A different view of the logistic regression

We can think of a logistic regression as model in which individuals have a latent trait that determines if they fall in one category or another. For instance, latent scholastic aptitude is a trait that (co-) determines if a student passes a class:

threshold = -2
set_par(cex = 1.5)
curve(dlogis(x),-6,6, xlim = c(-5,5),
      xlab = "latent scholastic aptitude")
x = seq(threshold,5,.1)
shade(dlogis(x)~x,c(threshold,6), col = adjustcolor("green3",.5))
x = seq(-6,threshold,.1)
shade(dlogis(x)~x,c(-6,threshold), col = adjustcolor("red3",.5))
abline(v = threshold, lty = 2, lwd = 2)

In this model, the latent variable is distributed according to the logistic distribution.

We can calculate the log odds of an an outcome as before, this time using probabilities.

\[ \textrm{log odds} = log \left( \frac{P_{fail}}{P_{pass}} \right) = log \left( \frac{P_{fail}}{1-P_{fail}} \right) \] To get the cumulative probability to fail at a certain threshold, we use the cumulative probability function of the logistic distribution, also called the inverse logit.

In R we can use boot::inv.logit or plogis to get the cumulative density function of the logistic distribution.

set_par(cex = 1.5)
curve(plogis(x),-6,6,xlim = c(-5,5),
      xlab = "latent scholastic aptitude",
      ylab = "plogis(x) = inv_logit(x)")
curve(plogis(x),-6,-2,col = "red", add = T, lwd = 1.5)
curve(plogis(x),-2,6,col = "green3", add = T, lwd = 1.5)
lines(c(-6,threshold),rep(plogis(threshold),2), lty = 2, col = "red")
lines(rep(threshold,2),c(0,plogis(threshold)), lty = 2, col = "red")

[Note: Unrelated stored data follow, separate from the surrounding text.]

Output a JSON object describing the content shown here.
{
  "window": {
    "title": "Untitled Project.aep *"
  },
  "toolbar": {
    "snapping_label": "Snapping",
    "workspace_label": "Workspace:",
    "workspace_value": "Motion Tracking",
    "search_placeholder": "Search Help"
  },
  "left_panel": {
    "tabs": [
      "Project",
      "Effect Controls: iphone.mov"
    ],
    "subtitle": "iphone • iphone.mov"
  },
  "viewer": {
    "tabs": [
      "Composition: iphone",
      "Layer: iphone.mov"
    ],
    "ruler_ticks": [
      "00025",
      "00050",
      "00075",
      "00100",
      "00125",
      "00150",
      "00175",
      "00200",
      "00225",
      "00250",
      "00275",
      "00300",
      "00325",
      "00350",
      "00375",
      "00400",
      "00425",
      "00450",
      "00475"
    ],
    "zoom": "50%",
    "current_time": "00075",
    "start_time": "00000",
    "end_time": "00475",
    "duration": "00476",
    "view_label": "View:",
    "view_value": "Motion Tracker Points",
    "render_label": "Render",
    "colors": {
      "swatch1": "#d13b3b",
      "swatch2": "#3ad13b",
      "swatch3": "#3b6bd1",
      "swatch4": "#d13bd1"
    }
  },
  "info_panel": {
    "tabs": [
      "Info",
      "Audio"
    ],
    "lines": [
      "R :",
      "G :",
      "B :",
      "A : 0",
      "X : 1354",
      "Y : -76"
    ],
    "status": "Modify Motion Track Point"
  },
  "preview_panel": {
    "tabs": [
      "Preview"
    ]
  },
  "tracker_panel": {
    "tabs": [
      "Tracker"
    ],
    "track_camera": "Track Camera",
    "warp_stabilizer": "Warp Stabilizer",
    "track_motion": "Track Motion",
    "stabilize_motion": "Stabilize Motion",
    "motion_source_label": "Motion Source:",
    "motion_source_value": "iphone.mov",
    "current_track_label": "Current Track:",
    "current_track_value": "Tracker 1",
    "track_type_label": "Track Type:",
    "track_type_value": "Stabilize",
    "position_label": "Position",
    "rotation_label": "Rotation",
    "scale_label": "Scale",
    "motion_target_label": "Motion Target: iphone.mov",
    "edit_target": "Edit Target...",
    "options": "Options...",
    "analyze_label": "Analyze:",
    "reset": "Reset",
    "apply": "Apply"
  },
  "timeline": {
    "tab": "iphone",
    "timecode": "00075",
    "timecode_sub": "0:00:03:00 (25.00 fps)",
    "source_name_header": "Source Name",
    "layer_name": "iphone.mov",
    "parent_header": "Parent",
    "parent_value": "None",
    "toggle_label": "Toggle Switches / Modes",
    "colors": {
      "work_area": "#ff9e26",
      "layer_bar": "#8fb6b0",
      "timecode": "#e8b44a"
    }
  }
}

P_fail = plogis(threshold)
P_pass = 1-P_fail
log_odds = log(P_fail/P_pass)
log_odds
## [1] -2

This is exactly our threshold and explain why the intercept coefficient of an intercept-only logistic regression for data with a fail-rate of 12% will be qlogis(.12) = -2.

set_par(mfrow = c(1,2), cex = 1.5)
curve(plogis(x),-5,5, xlab = "threshold")
arrows(x0 = threshold, y0 = 0, y1 = plogis(threshold), col = "blue", lwd = 2)
arrows(x0 = threshold, x1 = -5.4, y0 = plogis(threshold), col = "blue", lwd = 2)
text(-5.4,plogis(threshold),labels = round(plogis(threshold),2), pos = 2, col = "blue", xpd = TRUE, cex = .75)
curve(qlogis(x),0,1, xlab = "cumulative probability")
arrows(x0 = plogis(threshold), y0 = -5, y1 = threshold, col = "blue", lwd = 2)
arrows(y0 = threshold, x0 = plogis(threshold), x1 = -0.04, col = "blue", lwd = 2)
text(-5.4,plogis(threshold),labels = round(plogis(threshold),1), pos = 2, xpd = TRUE)
text(plogis(threshold),-5.4,labels = round(plogis(threshold),2), pos = 1, col = "blue", xpd = TRUE, cex = .75)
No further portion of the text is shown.